Buildings:  Three one room, frame; two shingle roof, one iron.  The latter the colored school.  Two of the buildings, the white schools, occupy the same lot, one half acre, high, dry, clay soil.  Building in which upper grades are held, should be condemned outright.  The other white school building could be repainted and enlarged to accommodate the upper grades and the colored school should be repainted.  The whole town is dirty and derelict.  Mining is the industry.

White schools:  grades 1, 2, and 3, Ayrshire:  Seats single and double, all sizes; badly scarred.  Ceiling and walls wood, unpainted.  Pupils face south; blackboard on south.  Nine foot ceiling.  Vestibule 10 x8 feet.  Forty five pupils in room.  Each pupil has 13 feet of floor space.  Light space one ninth of floor space.  Open well.  Typhoid fever in schools one year ago.  Blackboards on north end and south sides.

Grades 4, 5,6,7,8, Ayrshire:  Pupils 30; face north.  Seats double, bad.  Ceiled with wood, not painted. Floor bad.  Flue smoky.  Buildings one to two feet from ground.  No Foundation.  Outhouses bad.  All door 3×7 feet.  Each pupil has 20 square feet of floor space.  Light area one ninth of floor area.  General conditions bad.

Colored schools.

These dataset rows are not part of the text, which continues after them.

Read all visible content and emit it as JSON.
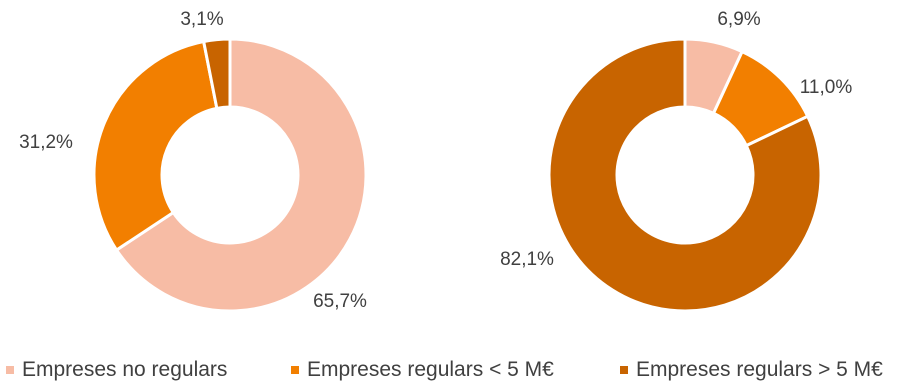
{
  "colors": {
    "no_regulars": "#F7BCA5",
    "regulars_lt5": "#F27F00",
    "regulars_gt5": "#C86400",
    "separator": "#FFFFFF",
    "label_text": "#404040"
  },
  "chart_data": [
    {
      "type": "pie",
      "donut": true,
      "slices": [
        {
          "series": "Empreses no regulars",
          "value": 65.7,
          "label": "65,7%"
        },
        {
          "series": "Empreses regulars < 5 M€",
          "value": 31.2,
          "label": "31,2%"
        },
        {
          "series": "Empreses regulars > 5 M€",
          "value": 3.1,
          "label": "3,1%"
        }
      ]
    },
    {
      "type": "pie",
      "donut": true,
      "slices": [
        {
          "series": "Empreses no regulars",
          "value": 6.9,
          "label": "6,9%"
        },
        {
          "series": "Empreses regulars < 5 M€",
          "value": 11.0,
          "label": "11,0%"
        },
        {
          "series": "Empreses regulars > 5 M€",
          "value": 82.1,
          "label": "82,1%"
        }
      ]
    }
  ],
  "legend": {
    "position": "bottom",
    "items": [
      {
        "label": "Empreses no regulars",
        "color": "#F7BCA5"
      },
      {
        "label": "Empreses regulars < 5 M€",
        "color": "#F27F00"
      },
      {
        "label": "Empreses regulars > 5 M€",
        "color": "#C86400"
      }
    ]
  }
}
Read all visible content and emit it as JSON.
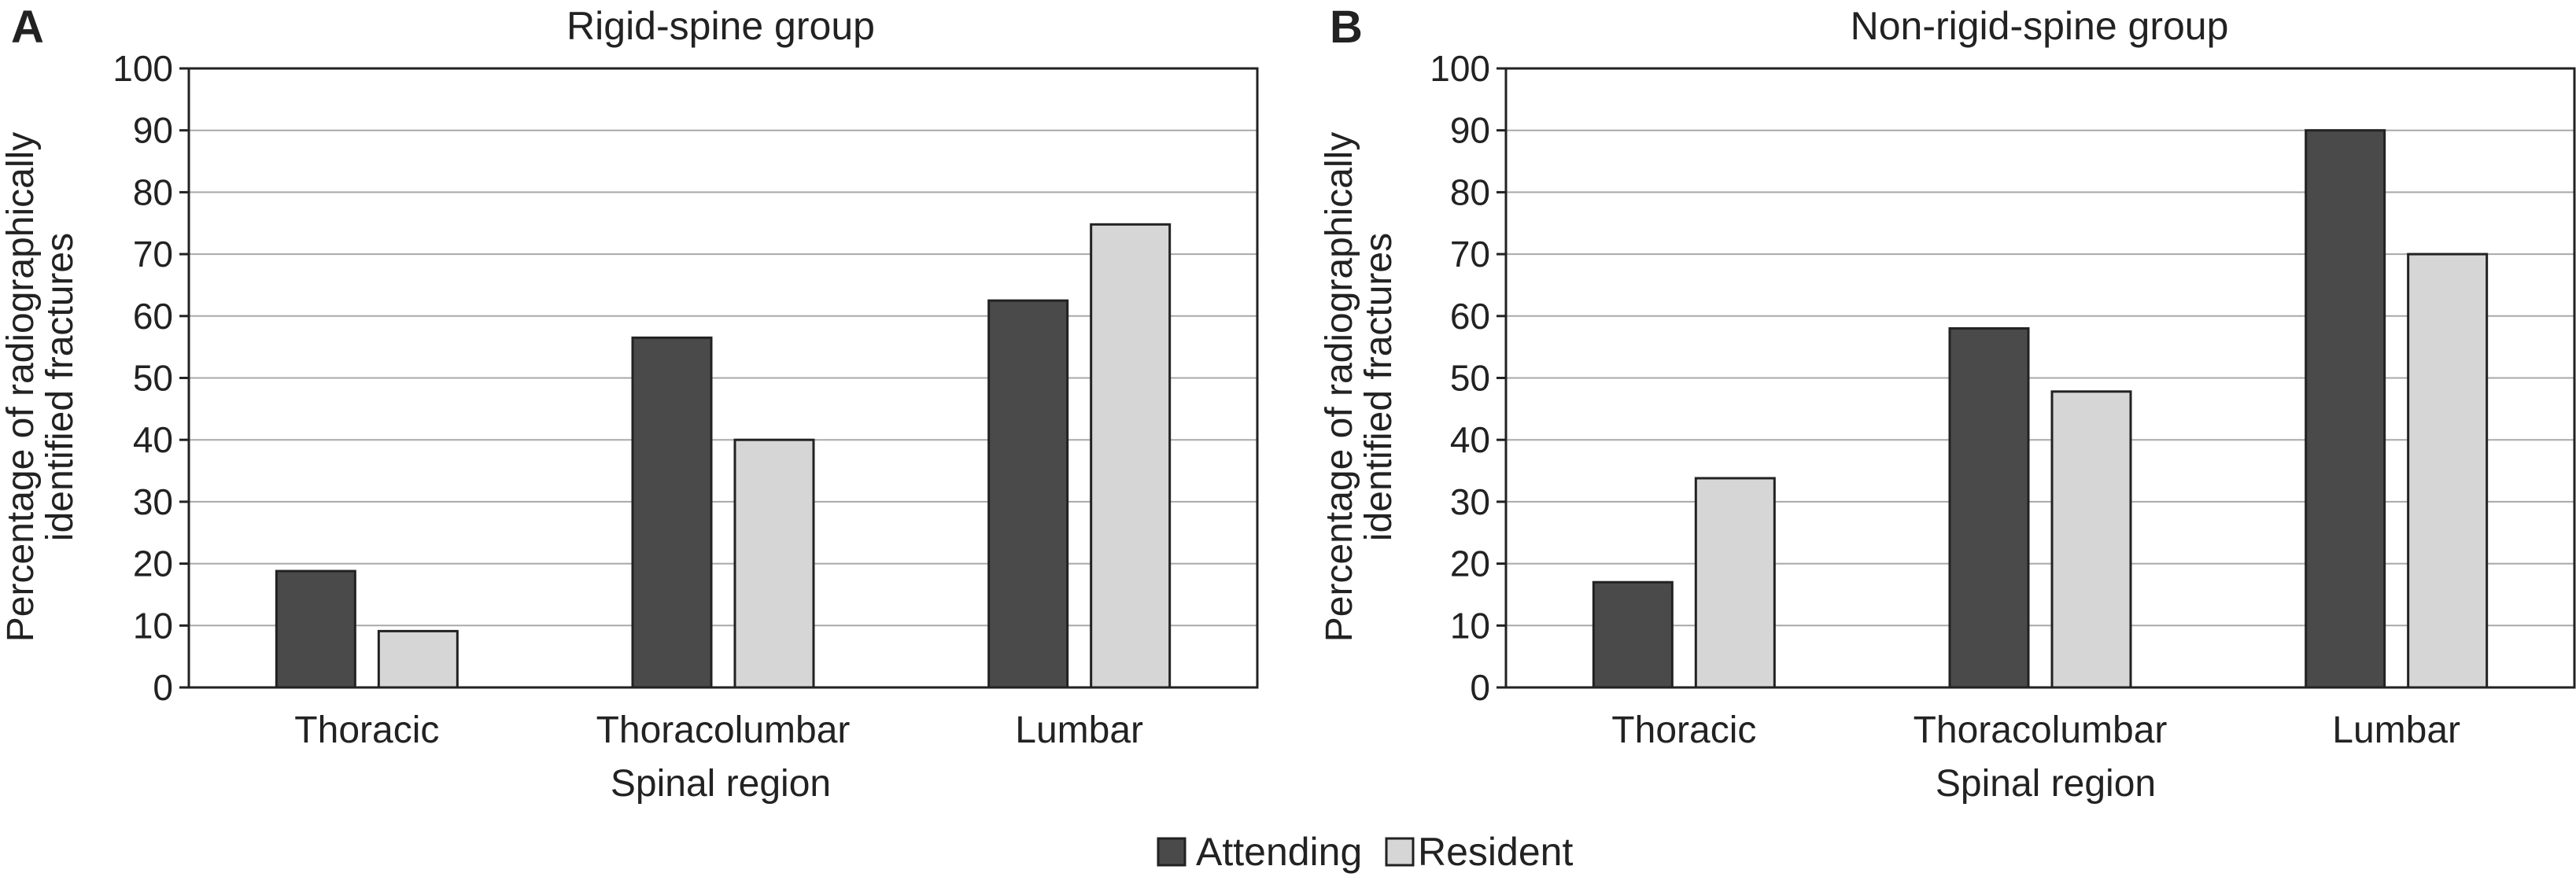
{
  "chart_data": [
    {
      "type": "bar",
      "panel": "A",
      "title": "Rigid-spine group",
      "xlabel": "Spinal region",
      "ylabel": [
        "Percentage of radiographically",
        "identified fractures"
      ],
      "categories": [
        "Thoracic",
        "Thoracolumbar",
        "Lumbar"
      ],
      "ylim": [
        0,
        100
      ],
      "yticks": [
        "0",
        "10",
        "20",
        "30",
        "40",
        "50",
        "60",
        "70",
        "80",
        "90",
        "100"
      ],
      "grid": true,
      "series": [
        {
          "name": "Attending",
          "color": "#4a4a4a",
          "values": [
            18.8,
            56.5,
            62.5
          ]
        },
        {
          "name": "Resident",
          "color": "#d6d6d6",
          "values": [
            9.1,
            40.0,
            74.8
          ]
        }
      ]
    },
    {
      "type": "bar",
      "panel": "B",
      "title": "Non-rigid-spine group",
      "xlabel": "Spinal region",
      "ylabel": [
        "Percentage of radiographically",
        "identified fractures"
      ],
      "categories": [
        "Thoracic",
        "Thoracolumbar",
        "Lumbar"
      ],
      "ylim": [
        0,
        100
      ],
      "yticks": [
        "0",
        "10",
        "20",
        "30",
        "40",
        "50",
        "60",
        "70",
        "80",
        "90",
        "100"
      ],
      "grid": true,
      "series": [
        {
          "name": "Attending",
          "color": "#4a4a4a",
          "values": [
            17.0,
            58.0,
            90.0
          ]
        },
        {
          "name": "Resident",
          "color": "#d6d6d6",
          "values": [
            33.8,
            47.8,
            70.0
          ]
        }
      ]
    }
  ],
  "legend": {
    "placement": "bottom-center",
    "items": [
      {
        "label": "Attending",
        "color": "#4a4a4a"
      },
      {
        "label": "Resident",
        "color": "#d6d6d6"
      }
    ]
  }
}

Ayrshire:  Pupils, 15, face west.  Board on west.  Tin roof.  No foundation; props; two feet from ground.  No well.  Closets bad.  Ceiling and walls plain boards, unpainted.  Each pupil has 24 square feet floor space.  Light area on fifth floor area.  Seats all sizes, single and double, badly scarred.

These buildings are in keeping with the town. 

Condemnation issued for June 1, 1909.